The Removal of Deposited Particles Using a High-speed Air Jet

The removal of fine particles adhering to a wall has been studied using a high speed two-dimensional air jet and paying particular attention to the geometric constitutions of the removal equipment and the duration of air-jet blowing. The experimental results showed that the stable high efficiency region was confined to the vicinity of the impinging point of the air-jet depending on the impinging angle. The high efficiency region was well estimated by a new model where the impinging region was introduced based on the two-dimensional free jet theory. The effect of the nozzle-wall distance and the particle diameter were also estimated.
The change in the removal efficiency with time was also well represented by a model assuming that the efficiency was proportional to the number of removable adhered particles. In addition, the removal characteristics of the sequential pulse jet were the same as those obtained by the one-pulse jet as long as the total duration of the air-jet was kept constant. The change in the efficiency with pulse number was also represented by the same model.

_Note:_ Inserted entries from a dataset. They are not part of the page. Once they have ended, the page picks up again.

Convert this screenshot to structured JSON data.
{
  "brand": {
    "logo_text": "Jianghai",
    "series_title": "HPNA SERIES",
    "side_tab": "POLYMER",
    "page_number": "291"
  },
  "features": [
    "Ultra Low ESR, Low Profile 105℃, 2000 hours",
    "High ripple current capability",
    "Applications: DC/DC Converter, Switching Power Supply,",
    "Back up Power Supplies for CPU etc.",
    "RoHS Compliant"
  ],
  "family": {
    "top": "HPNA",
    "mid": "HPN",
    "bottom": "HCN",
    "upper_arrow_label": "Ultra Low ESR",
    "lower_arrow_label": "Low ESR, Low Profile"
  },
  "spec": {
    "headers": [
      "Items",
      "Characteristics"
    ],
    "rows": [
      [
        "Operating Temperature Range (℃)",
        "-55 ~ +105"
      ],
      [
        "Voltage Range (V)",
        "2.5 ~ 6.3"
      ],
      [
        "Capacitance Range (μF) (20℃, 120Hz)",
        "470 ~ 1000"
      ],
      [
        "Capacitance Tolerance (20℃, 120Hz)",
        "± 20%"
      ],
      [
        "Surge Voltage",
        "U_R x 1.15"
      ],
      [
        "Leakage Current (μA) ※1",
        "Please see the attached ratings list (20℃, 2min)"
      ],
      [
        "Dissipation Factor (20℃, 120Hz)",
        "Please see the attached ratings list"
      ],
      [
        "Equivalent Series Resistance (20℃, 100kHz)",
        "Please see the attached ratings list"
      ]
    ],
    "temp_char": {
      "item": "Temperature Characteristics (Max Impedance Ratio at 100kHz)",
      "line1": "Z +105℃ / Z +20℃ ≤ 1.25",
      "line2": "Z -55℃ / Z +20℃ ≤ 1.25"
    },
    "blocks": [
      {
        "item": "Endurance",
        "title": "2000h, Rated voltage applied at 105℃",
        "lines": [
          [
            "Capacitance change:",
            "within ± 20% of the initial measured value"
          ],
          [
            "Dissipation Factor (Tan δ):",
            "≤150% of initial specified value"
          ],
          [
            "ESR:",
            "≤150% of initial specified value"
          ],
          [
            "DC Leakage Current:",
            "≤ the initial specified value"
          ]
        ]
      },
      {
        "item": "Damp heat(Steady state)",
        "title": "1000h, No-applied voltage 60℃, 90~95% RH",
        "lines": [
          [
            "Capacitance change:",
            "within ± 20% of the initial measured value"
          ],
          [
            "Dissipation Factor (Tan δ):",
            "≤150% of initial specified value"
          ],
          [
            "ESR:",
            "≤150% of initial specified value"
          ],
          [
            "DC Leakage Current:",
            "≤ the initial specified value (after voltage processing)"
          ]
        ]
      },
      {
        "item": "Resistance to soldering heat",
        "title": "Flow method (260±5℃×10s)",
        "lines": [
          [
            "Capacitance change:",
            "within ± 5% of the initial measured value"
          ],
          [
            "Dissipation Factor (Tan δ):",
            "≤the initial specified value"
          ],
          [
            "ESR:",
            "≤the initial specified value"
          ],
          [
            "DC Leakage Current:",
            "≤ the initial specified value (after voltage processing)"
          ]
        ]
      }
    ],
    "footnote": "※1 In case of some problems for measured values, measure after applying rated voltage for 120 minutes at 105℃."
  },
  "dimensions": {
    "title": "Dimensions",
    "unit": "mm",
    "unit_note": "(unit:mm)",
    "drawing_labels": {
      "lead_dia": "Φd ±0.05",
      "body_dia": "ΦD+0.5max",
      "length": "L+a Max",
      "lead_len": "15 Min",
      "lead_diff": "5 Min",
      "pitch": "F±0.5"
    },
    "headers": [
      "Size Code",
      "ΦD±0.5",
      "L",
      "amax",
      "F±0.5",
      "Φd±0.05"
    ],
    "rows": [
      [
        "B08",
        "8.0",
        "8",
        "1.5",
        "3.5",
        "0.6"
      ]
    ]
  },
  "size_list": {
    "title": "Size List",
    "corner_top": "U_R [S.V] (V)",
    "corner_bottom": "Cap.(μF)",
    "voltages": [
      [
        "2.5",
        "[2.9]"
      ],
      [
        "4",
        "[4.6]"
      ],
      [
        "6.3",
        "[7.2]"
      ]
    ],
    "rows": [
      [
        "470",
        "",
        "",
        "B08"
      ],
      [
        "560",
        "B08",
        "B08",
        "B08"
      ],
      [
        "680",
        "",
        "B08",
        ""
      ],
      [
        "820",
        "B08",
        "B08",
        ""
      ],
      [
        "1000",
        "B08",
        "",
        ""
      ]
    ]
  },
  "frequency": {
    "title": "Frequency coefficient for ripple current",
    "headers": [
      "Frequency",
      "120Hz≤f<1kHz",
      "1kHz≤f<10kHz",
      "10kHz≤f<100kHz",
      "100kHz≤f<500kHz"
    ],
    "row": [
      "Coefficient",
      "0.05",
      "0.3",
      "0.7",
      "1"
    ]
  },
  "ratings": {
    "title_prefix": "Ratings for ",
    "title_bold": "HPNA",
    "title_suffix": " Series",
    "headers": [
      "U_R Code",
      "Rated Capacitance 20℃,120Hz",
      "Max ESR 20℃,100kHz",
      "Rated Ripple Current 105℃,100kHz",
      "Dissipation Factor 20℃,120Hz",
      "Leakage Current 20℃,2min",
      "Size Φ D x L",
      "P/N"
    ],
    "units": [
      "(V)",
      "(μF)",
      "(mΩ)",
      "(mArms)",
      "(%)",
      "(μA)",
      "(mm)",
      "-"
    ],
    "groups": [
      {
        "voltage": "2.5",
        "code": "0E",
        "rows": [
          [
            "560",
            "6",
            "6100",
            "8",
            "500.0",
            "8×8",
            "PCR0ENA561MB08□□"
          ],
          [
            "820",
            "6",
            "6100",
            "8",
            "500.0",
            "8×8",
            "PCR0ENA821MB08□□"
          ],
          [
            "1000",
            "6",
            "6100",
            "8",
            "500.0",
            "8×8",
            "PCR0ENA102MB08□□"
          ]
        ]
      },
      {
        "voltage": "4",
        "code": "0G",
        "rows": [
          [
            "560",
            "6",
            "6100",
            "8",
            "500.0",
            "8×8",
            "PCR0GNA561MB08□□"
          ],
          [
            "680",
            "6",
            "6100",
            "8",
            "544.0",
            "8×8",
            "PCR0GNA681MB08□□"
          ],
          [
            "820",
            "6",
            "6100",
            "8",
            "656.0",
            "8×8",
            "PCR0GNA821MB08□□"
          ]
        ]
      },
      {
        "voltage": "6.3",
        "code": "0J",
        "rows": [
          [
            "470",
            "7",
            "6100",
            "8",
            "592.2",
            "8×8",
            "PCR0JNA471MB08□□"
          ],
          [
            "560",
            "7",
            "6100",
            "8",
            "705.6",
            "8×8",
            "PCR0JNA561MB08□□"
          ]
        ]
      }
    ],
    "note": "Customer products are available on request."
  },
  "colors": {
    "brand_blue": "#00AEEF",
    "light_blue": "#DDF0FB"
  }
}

The Effect of the Operational Condition and Core Particle Size on the Powder Composite Process by a Mechanical Method

In this paper, a mechanical processing method called MECHANOFUSION was used to investigate the effect of the chamber revolution and core particle size on the composite process. Glass beads were used as core particles, and titanium dioxide was selected as fine particles. The weight fraction of the fine particles fixed onto the core particles surface was measured to characterize the composite process.
As a result, the composite process was described by the following two patterns related to the chamber revolution: Under a critical revolution, fine particles gradually adhered to core particles during the processing time, and at a higher revolution, some portions of the fine particles were detached from the core particles surface after a certain time. Furthermore, the critical revolution was inversely proportional to the core particle size.
These results were explained qualitatively from the analysis of the BET surface area and the SEM pictures of the processed particles.